The only national award of its kind, the Golden Spur honors individuals who have made outstanding contributions to the U.S. ranching and livestock industry, and is a joint recognition by the American Quarter Horse Association, National Cattlemen’s Foundation, Ranching Heritage Association, Texas and Southwestern Cattle Raisers Association, Texas Cattle Feeders Association and Texas Farm Bureau, among other leading livestock and agribusiness organizations.
Welch, also a recipient of the prestigious Charles Goodnight Award, given to persons devoted to preserving the ranching way of life, has won a record five NCHA Futurity championships, as well as four NCHA World Championship titles. His latest championship title came this past December, when at 83, he took reserve in the NCHA Futurity 50th Anniversary Champions Cup.

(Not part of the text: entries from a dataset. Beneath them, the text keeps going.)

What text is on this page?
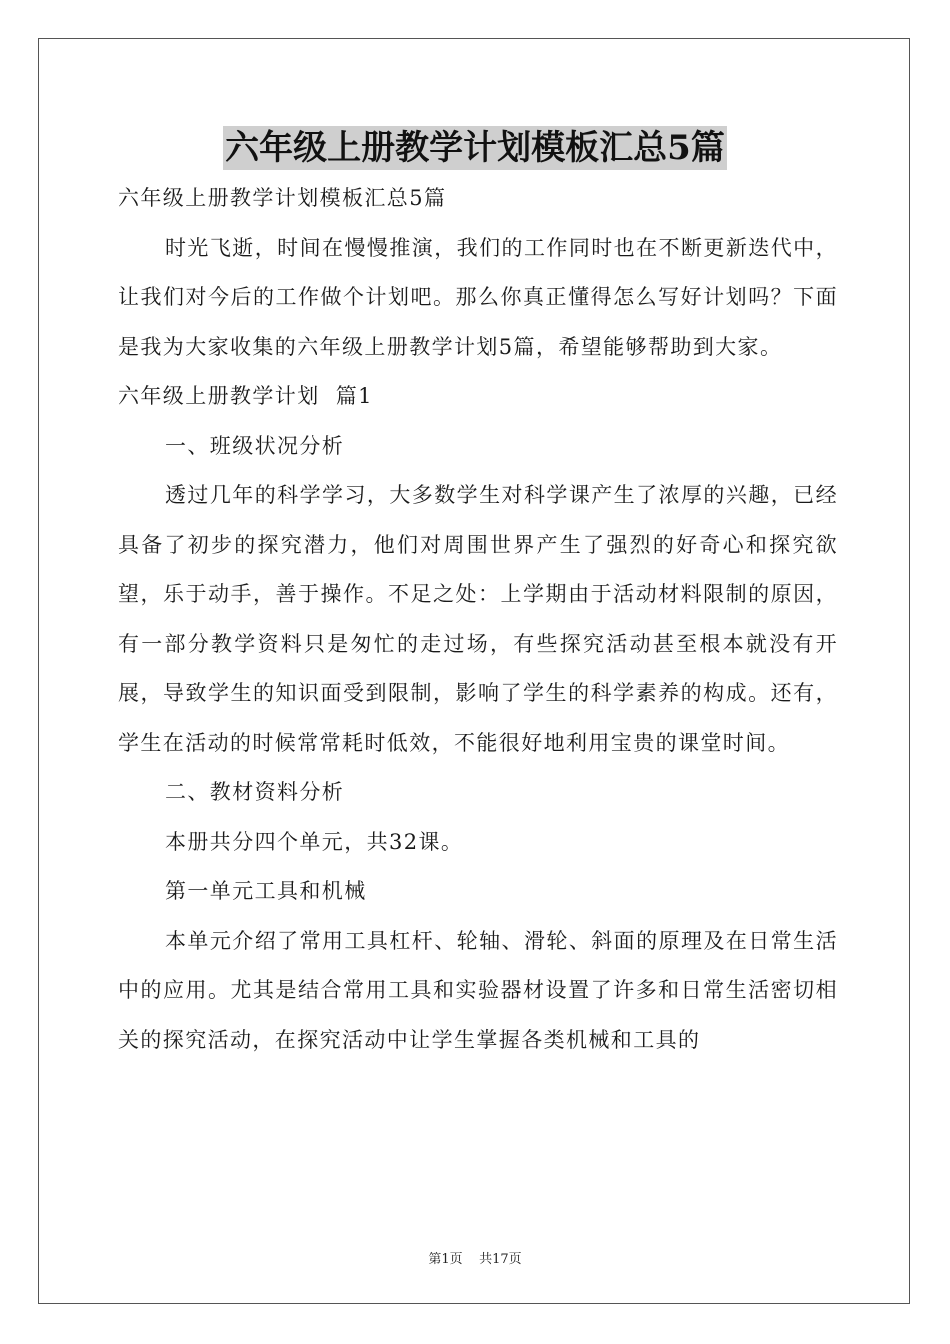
六年级上册教学计划模板汇总5篇

六年级上册教学计划模板汇总5篇

时光飞逝，时间在慢慢推演，我们的工作同时也在不断更新迭代中，让我们对今后的工作做个计划吧。那么你真正懂得怎么写好计划吗？下面是我为大家收集的六年级上册教学计划5篇，希望能够帮助到大家。

六年级上册教学计划  篇1

一、班级状况分析

透过几年的科学学习，大多数学生对科学课产生了浓厚的兴趣，已经具备了初步的探究潜力，他们对周围世界产生了强烈的好奇心和探究欲望，乐于动手，善于操作。不足之处：上学期由于活动材料限制的原因，有一部分教学资料只是匆忙的走过场，有些探究活动甚至根本就没有开展，导致学生的知识面受到限制，影响了学生的科学素养的构成。还有，学生在活动的时候常常耗时低效，不能很好地利用宝贵的课堂时间。

二、教材资料分析

本册共分四个单元，共32课。

第一单元工具和机械

本单元介绍了常用工具杠杆、轮轴、滑轮、斜面的原理及在日常生活中的应用。尤其是结合常用工具和实验器材设置了许多和日常生活密切相关的探究活动，在探究活动中让学生掌握各类机械和工具的

第1页    共17页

“The cutting horse is the cowman’s computer,” says Welch, who operates his ranch on horseback, using former and future cutting competitors as mounts. Fellow ranchers, cowboys and friends join in on Welch’s roundups to gather cattle and sort and brand them.
Born and raised in big ranch country near Midland, Tex., with a “burning desire” to become a cowboy, Welch quit school after the sixth grade and earned his first wages on the Proctor Ranch near Midland, Texas, working for Foy and Leonard Proctor. who handled as many as 30,000 cattle a year. Foy Proctor received the Golden Spur Award in 1984, when he was 88.
Welch worked for the Proctors for two years, all the while absorbing invaluable knowledge that could never be taught in a classroom, and after he left the Proctor’s he continued to hone his skills on other ranches, including Reynolds’ Cattle Company’s Long X in far West Texas.
It was rancher and early-day Quarter Horse breeder Warren Shoemaker, Waltrous, NM, who awoke Welch to the possibility of training horses for competition. And it was Shoemaker’s neighbor, Homer Ingram, who sold Welch an unbroken, range-bred colt that he named Chickasha Mike and trained to be a top NCHA competitor in the 1950s.
Welch’s long-term goal was to become a full-time rancher, with a herd of his own, and horse training afforded him the ability to maintain some mother cows, while building toward the future. Marion’s Girl, who he trained for Marion Flynt of Midland and showed as NCHA World Champion in 1954 and 1956, was the horse that launched him into a full-tilt training career that made him a legend with horses such as Money’s Glo and Chickasha Glo, the first two NCHA Futurity champions, as well as Rey Jay’s Pete, Mr San Peppy, Peppy San Badger and countless more.
When Welch retired as trainer and breeding consultant for King Ranch, in the late 1980s, his focus returned to his postponed dream of becoming a West Texas rancher. That dream came true near Rotan, Texas, where for the past two decades, Welch and his wife Sheila have raised cattle under their “B Lazy W” brand.
Welch’s cattle are now in as much demand as his cutting horses. For the past 20 years he has marketed his calves to Coleman Natural Meats, an initial decision that coincided perfectly with the public demand for naturally grown foods.